26 June 2026, 12:23

Renteneintrittsalter soll auf 68 Jahre steigen – wer besonders betroffen ist

Rentenreform und Lebensarbeitszeit

Renteneintrittsalter soll auf 68 Jahre steigen – wer besonders betroffen ist

Die deutsche Regierung erwägt, das Renteneintrittsalter über 67 Jahre hinaus anzuheben. Die Rentenkommission hat neue Vorschläge zur Anpassung des Systems vorgelegt. Diese Änderungen würden alle Arbeitnehmer betreffen – unabhängig von Beruf oder Bildungsstand.

Derzeit geht jeder, der nach 1964 geboren wurde, mit 67 in Rente. Nach dem neuen Plan würde das Renteneintrittsalter schrittweise bis 2041 auf 67,5 und bis 2051 auf 68 Jahre steigen. Die Erhöhung wäre an die steigende Lebenserwartung geknüpft.

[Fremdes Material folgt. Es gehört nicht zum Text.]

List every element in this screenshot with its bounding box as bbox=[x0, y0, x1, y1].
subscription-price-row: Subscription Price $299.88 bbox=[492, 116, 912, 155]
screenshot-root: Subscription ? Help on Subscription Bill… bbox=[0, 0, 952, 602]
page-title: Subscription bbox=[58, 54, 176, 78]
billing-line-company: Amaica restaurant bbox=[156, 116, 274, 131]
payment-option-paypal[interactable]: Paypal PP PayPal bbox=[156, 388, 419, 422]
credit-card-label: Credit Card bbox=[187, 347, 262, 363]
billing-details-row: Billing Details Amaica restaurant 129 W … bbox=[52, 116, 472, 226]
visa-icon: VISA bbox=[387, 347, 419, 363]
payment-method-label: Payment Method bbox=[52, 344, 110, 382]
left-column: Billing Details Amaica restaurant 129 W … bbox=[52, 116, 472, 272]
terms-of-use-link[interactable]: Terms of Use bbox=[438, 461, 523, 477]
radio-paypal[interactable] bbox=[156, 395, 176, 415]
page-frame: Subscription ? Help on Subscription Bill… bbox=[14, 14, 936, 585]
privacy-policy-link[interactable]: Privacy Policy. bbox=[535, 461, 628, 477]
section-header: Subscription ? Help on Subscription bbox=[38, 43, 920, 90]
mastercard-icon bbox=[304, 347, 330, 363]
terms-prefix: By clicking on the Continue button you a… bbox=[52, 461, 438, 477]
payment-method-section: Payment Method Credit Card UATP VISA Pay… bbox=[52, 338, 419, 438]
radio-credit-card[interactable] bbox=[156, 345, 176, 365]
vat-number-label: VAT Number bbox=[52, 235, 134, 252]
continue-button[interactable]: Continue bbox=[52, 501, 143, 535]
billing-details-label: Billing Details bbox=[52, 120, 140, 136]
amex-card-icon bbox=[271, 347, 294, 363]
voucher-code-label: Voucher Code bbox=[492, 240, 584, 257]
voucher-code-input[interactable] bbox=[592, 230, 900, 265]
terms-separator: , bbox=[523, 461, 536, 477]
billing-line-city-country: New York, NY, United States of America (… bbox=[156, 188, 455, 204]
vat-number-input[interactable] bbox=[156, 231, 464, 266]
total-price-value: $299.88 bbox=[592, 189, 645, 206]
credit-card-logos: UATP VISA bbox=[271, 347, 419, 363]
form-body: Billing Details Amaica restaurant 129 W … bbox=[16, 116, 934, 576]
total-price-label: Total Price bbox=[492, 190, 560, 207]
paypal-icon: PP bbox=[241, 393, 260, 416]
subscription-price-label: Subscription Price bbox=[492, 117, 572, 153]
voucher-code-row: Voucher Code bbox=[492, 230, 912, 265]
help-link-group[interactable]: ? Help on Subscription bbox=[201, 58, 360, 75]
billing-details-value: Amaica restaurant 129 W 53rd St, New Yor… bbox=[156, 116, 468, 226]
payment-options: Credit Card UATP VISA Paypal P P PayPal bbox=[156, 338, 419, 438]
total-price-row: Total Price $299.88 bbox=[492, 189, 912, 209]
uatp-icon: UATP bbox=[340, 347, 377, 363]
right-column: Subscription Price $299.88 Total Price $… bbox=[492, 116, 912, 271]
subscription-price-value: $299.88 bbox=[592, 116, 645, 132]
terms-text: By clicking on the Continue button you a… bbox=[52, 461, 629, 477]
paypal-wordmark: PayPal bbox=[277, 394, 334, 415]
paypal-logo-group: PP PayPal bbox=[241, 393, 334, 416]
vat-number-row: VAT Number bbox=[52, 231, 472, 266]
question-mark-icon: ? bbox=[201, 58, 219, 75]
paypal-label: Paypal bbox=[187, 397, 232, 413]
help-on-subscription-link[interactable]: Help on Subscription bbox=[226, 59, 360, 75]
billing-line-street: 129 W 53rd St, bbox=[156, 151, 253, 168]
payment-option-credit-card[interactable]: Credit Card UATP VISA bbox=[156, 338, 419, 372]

Die Kommission schlägt zudem vor, die Möglichkeit abzuschaffen, nach 45 Beitragsjahren abschlagsfrei in Rente zu gehen. Bundeskanzler Friedrich Merz unterstützt dies mit dem Argument, wer später ins Berufsleben einsteige, habe weniger eingezahlt und dürfe daher nicht zur gleichen Zeit wie andere in den Ruhestand gehen.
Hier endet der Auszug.